Specifically, the method for forming a wafer includes the steps of: performing thinning, surface grinding, polishing, edge processing, and cleaning processing on the single crystal silicon ingot in order to form a wafer.

Subsequent elements can be formed on the wafer. As the deuterium element is stored in the gap between the wafers, the content of carbon and other impurities is reduced, and the deuterium element can diffuse out and combine with the dangling bonds at the interface to form a more stable Structure, thereby increasing the resistance of the element to hot carriers, reducing leakage current, and improving the performance and reliability of the element.

In summary, in the method for forming a single crystal silicon ingot and a wafer provided by the present invention, when a single crystal silicon ingot is formed by a zone melting method, a gas containing deuterium is introduced into the silicon in the melting zone, so that the deuterium element is stored in In the gap between single crystal silicon ingots, the content of carbon elements and other impurities is reduced. When a single crystal silicon ingot is used to form a wafer, the deuterium element can diffuse out when it is formed on the wafer and combine with the dangling bonds at the interface. , Forming a more stable structure, thereby increasing the resistance of the element to hot carriers, reducing leakage current, and improving the performance and reliability of the element.
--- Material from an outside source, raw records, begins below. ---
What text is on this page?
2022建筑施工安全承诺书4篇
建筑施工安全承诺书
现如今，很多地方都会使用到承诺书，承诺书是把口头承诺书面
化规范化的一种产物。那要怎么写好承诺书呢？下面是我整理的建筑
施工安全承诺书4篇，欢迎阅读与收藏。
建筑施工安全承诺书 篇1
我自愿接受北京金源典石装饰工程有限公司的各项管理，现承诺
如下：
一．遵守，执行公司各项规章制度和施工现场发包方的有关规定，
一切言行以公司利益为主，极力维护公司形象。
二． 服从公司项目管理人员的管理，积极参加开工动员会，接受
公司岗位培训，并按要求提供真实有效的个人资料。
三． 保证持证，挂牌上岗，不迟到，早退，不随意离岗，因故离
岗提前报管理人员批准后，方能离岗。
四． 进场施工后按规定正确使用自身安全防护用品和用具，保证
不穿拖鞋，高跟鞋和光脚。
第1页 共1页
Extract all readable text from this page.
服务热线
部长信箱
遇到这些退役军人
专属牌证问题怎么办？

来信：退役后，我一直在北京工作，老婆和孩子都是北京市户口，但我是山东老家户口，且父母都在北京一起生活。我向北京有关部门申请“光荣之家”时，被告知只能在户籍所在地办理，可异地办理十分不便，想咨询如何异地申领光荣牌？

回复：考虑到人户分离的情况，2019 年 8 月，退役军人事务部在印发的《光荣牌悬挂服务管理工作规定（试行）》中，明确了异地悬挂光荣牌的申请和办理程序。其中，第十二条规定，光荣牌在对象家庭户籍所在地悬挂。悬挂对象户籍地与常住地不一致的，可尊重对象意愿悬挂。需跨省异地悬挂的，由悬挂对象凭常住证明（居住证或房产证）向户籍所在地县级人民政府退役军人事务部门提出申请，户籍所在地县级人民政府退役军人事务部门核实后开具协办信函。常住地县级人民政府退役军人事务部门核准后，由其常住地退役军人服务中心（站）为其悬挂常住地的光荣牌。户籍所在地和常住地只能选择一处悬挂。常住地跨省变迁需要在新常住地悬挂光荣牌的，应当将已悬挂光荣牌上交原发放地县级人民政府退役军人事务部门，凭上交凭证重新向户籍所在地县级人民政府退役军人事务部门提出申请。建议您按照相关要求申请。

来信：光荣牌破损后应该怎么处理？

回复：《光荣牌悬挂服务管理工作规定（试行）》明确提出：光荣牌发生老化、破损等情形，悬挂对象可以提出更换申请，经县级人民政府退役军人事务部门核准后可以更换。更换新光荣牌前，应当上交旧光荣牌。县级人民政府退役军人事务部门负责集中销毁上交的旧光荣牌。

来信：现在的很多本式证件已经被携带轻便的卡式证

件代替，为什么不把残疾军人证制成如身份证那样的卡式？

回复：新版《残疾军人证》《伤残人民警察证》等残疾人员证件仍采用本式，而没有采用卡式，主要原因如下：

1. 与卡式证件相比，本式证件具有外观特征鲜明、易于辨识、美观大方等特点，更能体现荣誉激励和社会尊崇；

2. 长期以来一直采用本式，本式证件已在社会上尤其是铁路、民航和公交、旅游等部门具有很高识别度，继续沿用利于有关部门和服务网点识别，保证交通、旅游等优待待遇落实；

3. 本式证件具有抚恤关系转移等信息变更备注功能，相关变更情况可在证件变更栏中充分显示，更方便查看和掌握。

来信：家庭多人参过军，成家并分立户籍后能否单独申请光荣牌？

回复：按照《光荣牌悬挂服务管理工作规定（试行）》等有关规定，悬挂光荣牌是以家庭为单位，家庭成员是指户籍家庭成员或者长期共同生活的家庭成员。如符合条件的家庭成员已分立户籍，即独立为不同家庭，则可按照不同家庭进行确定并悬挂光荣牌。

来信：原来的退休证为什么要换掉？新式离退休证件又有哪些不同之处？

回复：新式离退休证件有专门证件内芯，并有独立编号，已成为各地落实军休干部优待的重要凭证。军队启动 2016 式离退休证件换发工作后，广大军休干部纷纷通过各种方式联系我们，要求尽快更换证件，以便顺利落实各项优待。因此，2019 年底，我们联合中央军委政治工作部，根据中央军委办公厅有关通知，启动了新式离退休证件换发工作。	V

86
The above are only preferred embodiments of the present invention, and do not play any limiting role on the present invention. Any person skilled in the art, within the scope not departing from the technical solution of the present invention, make any equivalent replacement or modification to the technical solution and technical content disclosed in the present invention without departing from the technical solution of the present invention. The content still falls within the protection scope of the present invention.

Flow chart without label

Claims (9)

A method for forming a single crystal silicon ingot, which uses a zone melting method to form a single crystal silicon ingot, includes: passing a gas containing a deuterium element into the silicon in a melting zone, and the method is performed by: manufacturing on a single crystal A gas ejector surrounding a raw material rod in the device and fixedly connected to an RF heating coil is sprayed into the silicon in the melting zone; moving the RF heating coil and the gas ejector provided in the single crystal manufacturing device makes the The melting zone is moved from one end to the other end of the raw material rod; and the steps of moving the radio frequency heating coil and the gas ejector are repeated one or more times, and no gas is passed in when repeated. The method for forming a single crystal silicon ingot according to claim 1, wherein the gas is deuterium gas. The method for forming a single crystal silicon ingot according to claim 1, wherein the gas is a mixed gas of deuterium and one or more gases of argon, hydrogen, or nitrogen. The method for forming a single crystal silicon ingot according to claim 3, wherein the gas is a mixed gas of deuterium and argon. The method for forming a single crystal silicon ingot according to claim 4, wherein the percentage of deuterium and argon is 0.1% to 99%. The method for forming a single crystal silicon ingot according to any one of claims 1 to 5, wherein the gas further includes a doping gas, and the doping gas is PH ₃ , AsH ₃ or B ₂ H ₆ . The method for forming a single crystal silicon ingot according to claim 1, wherein the gas containing deuterium is mixed in a gas mixing box before passing into the melting zone. A method for forming a wafer includes: A method according to any one of claims 1 to 7 is used to form a single crystal silicon ingot; the single crystal silicon ingot is used as a raw material to form a wafer, and the wafer contains a deuterium element. The method for forming a wafer according to claim 8, further comprising: sequentially performing thinning, surface grinding, polishing, edge processing, and cleaning processing on the single crystal silicon ingot to form the wafer.